Tuesday 30 September 2014

From Chief Information Officer to Chief Digital Officer

Speaker 1 from McGraw Hill
How does the CIO shape the future?
Ask ourselves if we are we realising the maximum potential of our technology investment on our campuses.
Over past 15 years we have looked a lot at infrastructure and commodity services. These matter deeply to the organisation, but we we all have limited managerial time and budget. We need to minimise the cost/time on commodity offerings.

Focus on the learning ecosystem. Make it open, accessible and interoperable. How come we can't share identity easily? And we still buy technologies that are walled gardens. What can we do to make open learning ecosystems happen. We need learning content repositories. Open APIs, personalisation.

Become the Chief Digital Learning Evangelist. Influence future pedagogy. Help academic staff engage with TEL. Make sure your governance model takes into account learning outcomes. Moves budgets from administrative computing to teaching and learning. Speak in the language of learning outcomes. Enable disruption.

Speaker 2 from Notre Dame University

We all need to be digital evangelists. The core of everything we're doing is being disrupted by digital:

The classroom. Students bringing devices in, wireless being strengthened. Better collaboration and versatility.

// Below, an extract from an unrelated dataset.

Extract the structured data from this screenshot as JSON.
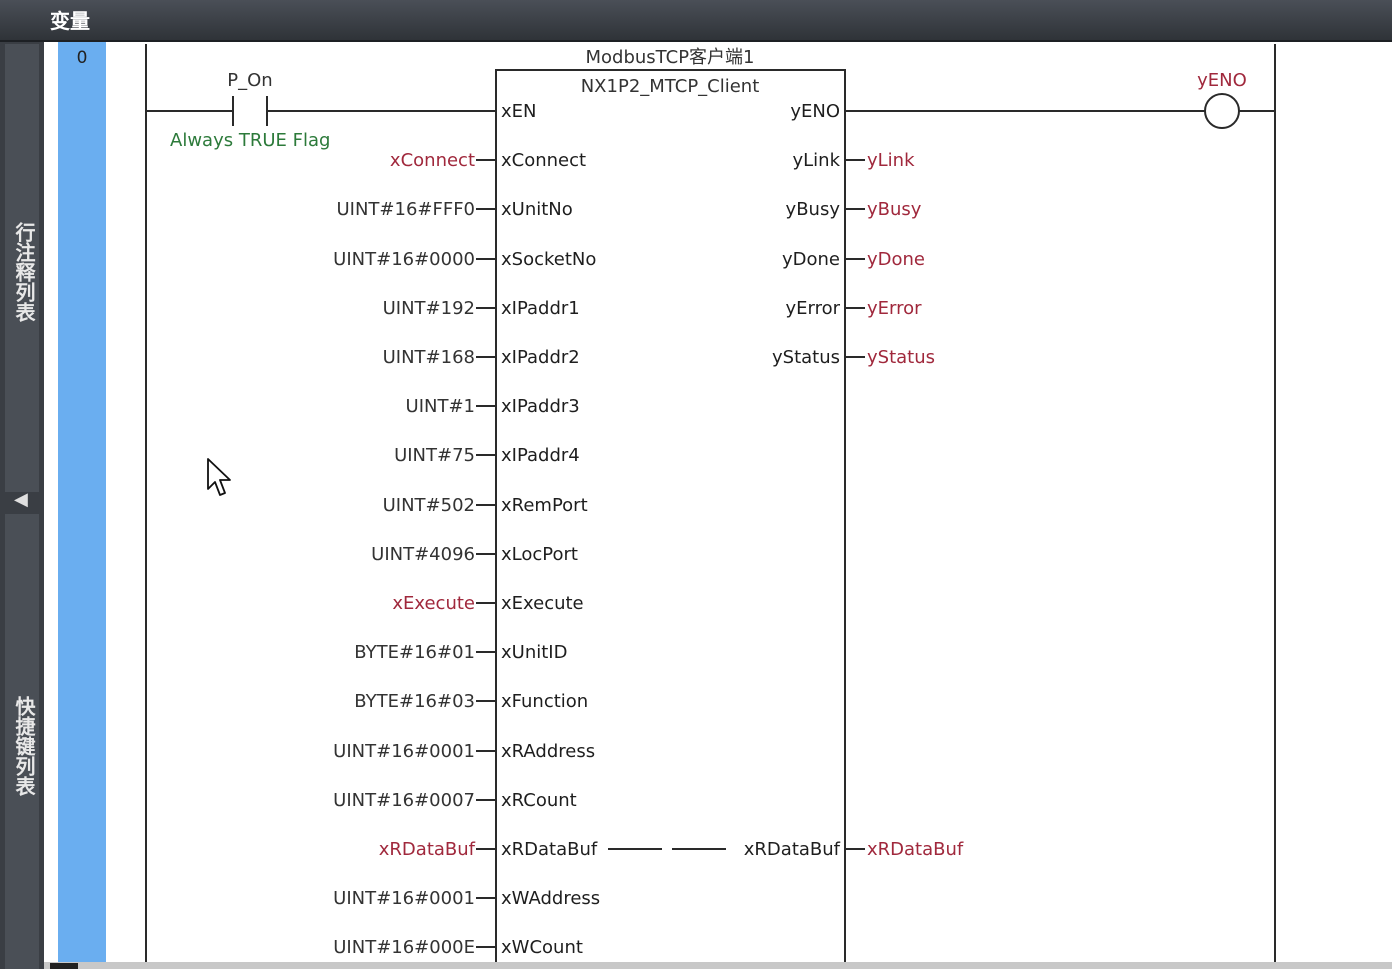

Libraries are collaboration spaces with wireless and power, places to learn socially. Major changes to design.

Creating and managing learning materials. Digital learning materials are being built and delivered.

Enabling digital publishing. Digital publishing needs to carry same weight as traditional ways.

Orchestrating the mobile ecosystem. Students want to do everything on their devices. Not just academic. Whens the next bus, how long is the line in the cafe.

Enhancing campus life for students, whilst the campus is their home, we have to provide the services they want, even if it has detrimental effect on our networks.

Producing and managing video. Being produced at exponential rate, needs storage and curating.

Building new production facilities. Creative media suites for audio, video, editing.

Archiving, curating and preserving digital assets. The digital archive. Opens up data and information for all to use

Supporting research and analytics.

Delivering a demanding fan experience. Build a relationship with community who come to our campuses, no matter who they are. They have to leave with a positive experience.

We need to become evangelists for the next thing in education. We won't be calling it digital for long!

- Posted using BlogPress from my iPad

1 comment:

Tony said...

A big part of what I do these days is evangelize engagement.
This is often channel nutral as digital is only ever one part of how public sector organisions reach out. So, things have moved on and 'digital ' strategy going forward is looking beyond simple channel shift and instead facilitating channel hopping.